Come il lettore ha giustamente evidenziato, la novità evangelica emerge in particolare nelle cosiddette «antitesi» riportate dal Vangelo di Matteo nel discorso della montagna (Mt 5,20-47). Qui Gesù presenta le esigenze della nuova alleanza e porta a compimento la legge antica in un duplice modo: da una parte mostra di voler condurre alle estreme conseguenze le esigenze in essa insite, radicalizzandole e chiedendone un’autentica interiorizzazione («Avete inteso che fu detto agli antichi: Non ucciderai; chi avrà ucciso dovrà essere sottoposto al giudizio. Ma io vi dico: chiunque si adira con il proprio fratello dovrà essere sottoposto al giudizio. [ ] Avete inteso che fu detto: Non commetterai adulterio. Ma io vi dico: chiunque guarda una donna per desiderarla, ha già commesso adulterio con lei nel proprio cuore»); dall’altra, dichiara piuttosto di mettere in questione i fondamenti della legge stessa, quale baluardo e roccaforte contro il male presente nella storia ed esperito come permanente minaccia alla santità della comunità degli eletti («Avete inteso che fu detto: Occhio per occhio e dente per dente. Ma io vi dico di non opporvi al malvagio; anzi, se uno ti dà uno schiaffo sulla guancia destra, tu porgigli anche l’altra [ ]. Avete inteso che fu detto: Amerai il tuo prossimo e odierai il tuo nemico. Ma io vi dico: amate i vostri nemici e pregate per quelli che vi perseguitano, affinché siate figli del Padre vostro che è nei cieli; egli fa sorgere il suo sole sui cattivi e sui buoni, e fa piovere sui giusti e sugli ingiusti»).

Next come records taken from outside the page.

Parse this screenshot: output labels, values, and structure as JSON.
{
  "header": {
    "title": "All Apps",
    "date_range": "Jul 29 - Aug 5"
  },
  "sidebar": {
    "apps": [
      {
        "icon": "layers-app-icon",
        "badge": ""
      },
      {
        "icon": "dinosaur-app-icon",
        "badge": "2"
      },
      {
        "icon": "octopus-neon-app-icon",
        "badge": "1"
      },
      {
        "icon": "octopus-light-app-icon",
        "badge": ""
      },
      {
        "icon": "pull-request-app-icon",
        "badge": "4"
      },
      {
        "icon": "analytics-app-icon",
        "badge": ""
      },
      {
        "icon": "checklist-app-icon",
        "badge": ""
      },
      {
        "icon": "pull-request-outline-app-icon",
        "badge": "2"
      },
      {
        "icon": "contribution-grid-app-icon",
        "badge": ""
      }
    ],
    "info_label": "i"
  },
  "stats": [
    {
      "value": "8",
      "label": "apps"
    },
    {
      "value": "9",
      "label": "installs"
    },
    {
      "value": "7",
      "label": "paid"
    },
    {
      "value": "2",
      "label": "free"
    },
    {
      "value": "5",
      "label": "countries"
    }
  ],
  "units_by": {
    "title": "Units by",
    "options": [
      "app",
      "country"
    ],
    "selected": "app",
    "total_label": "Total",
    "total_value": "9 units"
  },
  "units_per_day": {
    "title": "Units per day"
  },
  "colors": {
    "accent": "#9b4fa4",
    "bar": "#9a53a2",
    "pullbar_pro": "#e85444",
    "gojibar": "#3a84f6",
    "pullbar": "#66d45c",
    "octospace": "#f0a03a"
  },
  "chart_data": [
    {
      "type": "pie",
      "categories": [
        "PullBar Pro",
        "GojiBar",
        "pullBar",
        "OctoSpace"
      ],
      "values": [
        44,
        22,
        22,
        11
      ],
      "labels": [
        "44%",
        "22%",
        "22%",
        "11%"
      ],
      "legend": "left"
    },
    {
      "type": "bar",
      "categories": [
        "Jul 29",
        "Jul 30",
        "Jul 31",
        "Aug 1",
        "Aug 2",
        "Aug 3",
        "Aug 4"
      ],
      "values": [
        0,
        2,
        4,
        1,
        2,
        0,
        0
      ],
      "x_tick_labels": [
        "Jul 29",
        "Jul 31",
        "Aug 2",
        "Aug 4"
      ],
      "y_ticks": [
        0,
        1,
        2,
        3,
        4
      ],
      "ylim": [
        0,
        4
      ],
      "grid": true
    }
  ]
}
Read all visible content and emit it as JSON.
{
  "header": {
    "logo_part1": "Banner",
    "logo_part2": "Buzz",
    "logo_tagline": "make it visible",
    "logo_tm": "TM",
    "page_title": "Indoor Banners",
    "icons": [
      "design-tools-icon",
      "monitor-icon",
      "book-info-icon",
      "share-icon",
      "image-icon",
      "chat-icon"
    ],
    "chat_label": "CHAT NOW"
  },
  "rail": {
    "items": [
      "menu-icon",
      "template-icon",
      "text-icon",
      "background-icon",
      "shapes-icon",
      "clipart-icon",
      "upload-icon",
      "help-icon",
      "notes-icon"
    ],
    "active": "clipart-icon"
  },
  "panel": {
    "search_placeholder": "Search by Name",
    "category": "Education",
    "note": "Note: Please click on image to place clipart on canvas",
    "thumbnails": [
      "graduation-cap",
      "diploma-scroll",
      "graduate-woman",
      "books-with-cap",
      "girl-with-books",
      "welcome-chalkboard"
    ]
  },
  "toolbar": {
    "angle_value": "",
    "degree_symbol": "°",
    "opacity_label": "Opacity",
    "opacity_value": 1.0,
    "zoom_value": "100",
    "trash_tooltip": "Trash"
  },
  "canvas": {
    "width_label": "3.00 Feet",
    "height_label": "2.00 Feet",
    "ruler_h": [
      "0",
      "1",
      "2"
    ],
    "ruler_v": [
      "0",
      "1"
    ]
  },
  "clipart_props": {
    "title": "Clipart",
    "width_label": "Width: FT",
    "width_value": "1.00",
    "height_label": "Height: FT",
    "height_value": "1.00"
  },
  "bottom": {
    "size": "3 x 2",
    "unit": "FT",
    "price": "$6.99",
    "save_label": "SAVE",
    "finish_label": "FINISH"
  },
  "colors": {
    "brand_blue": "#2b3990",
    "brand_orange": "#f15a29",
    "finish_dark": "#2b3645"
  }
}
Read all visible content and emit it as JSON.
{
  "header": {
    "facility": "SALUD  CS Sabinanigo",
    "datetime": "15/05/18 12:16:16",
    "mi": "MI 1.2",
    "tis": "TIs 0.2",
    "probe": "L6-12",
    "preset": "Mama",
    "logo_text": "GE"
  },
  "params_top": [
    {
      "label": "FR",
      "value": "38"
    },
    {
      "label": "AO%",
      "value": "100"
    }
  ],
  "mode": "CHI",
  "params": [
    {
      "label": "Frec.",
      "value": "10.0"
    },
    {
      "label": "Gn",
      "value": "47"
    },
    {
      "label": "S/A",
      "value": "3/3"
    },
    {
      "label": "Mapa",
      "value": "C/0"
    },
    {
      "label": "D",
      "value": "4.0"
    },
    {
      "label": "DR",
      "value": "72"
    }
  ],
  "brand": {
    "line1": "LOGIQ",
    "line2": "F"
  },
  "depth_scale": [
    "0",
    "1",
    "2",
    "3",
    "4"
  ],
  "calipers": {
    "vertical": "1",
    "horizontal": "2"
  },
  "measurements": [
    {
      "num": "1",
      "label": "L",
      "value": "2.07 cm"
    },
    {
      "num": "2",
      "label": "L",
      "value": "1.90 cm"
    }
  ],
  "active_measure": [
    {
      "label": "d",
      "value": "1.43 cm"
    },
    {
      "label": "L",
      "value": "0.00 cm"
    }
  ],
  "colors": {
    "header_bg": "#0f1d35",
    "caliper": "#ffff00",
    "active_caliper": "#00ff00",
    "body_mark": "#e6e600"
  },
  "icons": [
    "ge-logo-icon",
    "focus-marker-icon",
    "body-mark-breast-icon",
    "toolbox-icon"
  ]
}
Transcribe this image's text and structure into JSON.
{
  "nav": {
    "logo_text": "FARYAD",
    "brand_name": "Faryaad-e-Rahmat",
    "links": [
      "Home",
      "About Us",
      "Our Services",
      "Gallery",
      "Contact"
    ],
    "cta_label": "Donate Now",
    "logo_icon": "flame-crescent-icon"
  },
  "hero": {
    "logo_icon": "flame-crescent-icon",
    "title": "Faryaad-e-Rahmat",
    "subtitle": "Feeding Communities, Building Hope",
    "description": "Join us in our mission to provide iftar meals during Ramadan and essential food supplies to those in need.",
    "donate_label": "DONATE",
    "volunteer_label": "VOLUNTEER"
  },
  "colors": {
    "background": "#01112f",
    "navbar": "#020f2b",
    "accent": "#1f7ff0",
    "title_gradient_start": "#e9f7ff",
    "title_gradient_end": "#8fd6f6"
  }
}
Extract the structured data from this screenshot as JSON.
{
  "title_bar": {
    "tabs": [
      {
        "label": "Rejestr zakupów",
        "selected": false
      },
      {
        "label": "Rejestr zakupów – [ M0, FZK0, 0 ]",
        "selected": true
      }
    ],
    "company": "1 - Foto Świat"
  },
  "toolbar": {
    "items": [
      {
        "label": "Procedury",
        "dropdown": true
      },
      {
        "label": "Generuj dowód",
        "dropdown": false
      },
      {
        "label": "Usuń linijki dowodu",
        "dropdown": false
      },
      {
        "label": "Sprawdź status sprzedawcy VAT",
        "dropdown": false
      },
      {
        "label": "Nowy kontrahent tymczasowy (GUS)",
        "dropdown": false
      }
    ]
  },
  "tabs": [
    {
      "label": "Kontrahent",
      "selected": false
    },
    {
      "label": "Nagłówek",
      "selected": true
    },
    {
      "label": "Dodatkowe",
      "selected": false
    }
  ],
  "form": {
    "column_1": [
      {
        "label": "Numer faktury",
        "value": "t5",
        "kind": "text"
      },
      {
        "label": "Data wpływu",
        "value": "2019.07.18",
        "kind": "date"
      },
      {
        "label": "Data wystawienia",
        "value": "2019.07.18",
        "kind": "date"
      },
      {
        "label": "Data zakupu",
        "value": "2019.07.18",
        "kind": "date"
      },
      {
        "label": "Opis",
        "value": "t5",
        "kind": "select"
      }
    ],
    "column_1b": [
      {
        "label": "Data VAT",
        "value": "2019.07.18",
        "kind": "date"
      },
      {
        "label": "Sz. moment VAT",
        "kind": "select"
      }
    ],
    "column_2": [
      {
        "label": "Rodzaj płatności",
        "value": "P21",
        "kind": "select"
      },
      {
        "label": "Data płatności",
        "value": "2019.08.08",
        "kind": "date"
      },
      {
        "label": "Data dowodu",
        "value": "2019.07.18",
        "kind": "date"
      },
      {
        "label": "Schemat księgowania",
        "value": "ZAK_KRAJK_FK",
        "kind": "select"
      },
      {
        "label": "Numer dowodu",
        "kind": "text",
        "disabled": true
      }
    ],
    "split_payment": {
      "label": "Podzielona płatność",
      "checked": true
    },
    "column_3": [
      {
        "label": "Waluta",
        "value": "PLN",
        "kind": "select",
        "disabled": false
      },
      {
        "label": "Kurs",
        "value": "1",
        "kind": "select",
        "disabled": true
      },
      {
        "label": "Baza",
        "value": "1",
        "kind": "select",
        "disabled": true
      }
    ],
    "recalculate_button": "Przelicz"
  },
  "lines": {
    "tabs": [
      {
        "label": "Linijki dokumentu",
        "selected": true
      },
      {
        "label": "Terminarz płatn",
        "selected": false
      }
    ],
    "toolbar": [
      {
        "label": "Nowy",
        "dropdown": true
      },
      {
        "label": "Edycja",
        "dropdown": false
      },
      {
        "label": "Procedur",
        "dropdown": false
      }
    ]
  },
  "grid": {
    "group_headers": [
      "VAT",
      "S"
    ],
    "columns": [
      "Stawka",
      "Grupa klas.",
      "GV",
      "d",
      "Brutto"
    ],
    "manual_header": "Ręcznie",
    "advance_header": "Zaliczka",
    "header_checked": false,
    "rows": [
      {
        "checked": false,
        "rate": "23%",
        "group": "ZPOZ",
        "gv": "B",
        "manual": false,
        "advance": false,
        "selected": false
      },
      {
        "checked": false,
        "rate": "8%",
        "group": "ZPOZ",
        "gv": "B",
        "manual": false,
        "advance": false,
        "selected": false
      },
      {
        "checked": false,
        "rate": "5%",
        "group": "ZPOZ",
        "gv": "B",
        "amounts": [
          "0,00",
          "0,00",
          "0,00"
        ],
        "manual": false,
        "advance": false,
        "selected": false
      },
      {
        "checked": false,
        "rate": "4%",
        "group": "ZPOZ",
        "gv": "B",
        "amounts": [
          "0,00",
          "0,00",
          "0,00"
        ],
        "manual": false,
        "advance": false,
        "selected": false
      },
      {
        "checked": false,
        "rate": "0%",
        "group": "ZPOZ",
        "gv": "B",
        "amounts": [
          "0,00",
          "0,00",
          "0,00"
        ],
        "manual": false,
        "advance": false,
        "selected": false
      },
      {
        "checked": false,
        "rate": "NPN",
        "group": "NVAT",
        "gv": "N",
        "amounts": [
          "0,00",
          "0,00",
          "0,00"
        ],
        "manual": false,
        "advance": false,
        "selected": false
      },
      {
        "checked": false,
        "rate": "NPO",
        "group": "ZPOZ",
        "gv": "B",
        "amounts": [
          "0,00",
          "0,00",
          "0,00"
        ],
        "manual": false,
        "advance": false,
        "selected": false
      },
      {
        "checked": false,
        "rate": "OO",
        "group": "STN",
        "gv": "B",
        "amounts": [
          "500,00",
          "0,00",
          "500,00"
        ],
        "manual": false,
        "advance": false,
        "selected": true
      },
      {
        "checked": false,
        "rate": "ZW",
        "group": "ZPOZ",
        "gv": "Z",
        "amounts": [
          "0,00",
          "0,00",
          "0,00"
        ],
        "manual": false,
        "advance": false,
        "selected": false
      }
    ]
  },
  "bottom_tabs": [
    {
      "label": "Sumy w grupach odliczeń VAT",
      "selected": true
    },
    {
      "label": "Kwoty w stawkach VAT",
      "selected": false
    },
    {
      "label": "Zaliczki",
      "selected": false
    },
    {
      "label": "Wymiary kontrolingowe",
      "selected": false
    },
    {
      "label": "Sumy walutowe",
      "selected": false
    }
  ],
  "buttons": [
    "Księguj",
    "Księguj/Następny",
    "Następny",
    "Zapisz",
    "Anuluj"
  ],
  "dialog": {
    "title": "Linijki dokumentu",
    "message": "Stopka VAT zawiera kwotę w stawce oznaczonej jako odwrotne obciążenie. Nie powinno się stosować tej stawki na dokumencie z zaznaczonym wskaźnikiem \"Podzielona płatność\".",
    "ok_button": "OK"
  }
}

Si deve riconoscere che l’uso della violenza contro la violenza, in una storia segnata dalla conflittualità a motivo del peccato, nel caso della legge del taglione come in altri casi ha potuto avere una ragione, non foss’altro quale argine a faide senza fine. Gesù, però, rivelando il volto autentico di Dio, padre misericordioso, e chiamando i discepoli alla sequela prospetta la possibilità di un’alternativa: vincere il male con il bene (cf. Rm 12,21). È questa la testimonianza che ancora oggi il Signore affida a cristiani per la vita del mondo: una sfida il cui esito, come insegna la storia, non è mai scontato e che ci chiama permanentemente alla conversione (cf. K. Demmer, Interpretare e agire. Fondamenti della morale cristiana, Cinisello Balsamo 1989).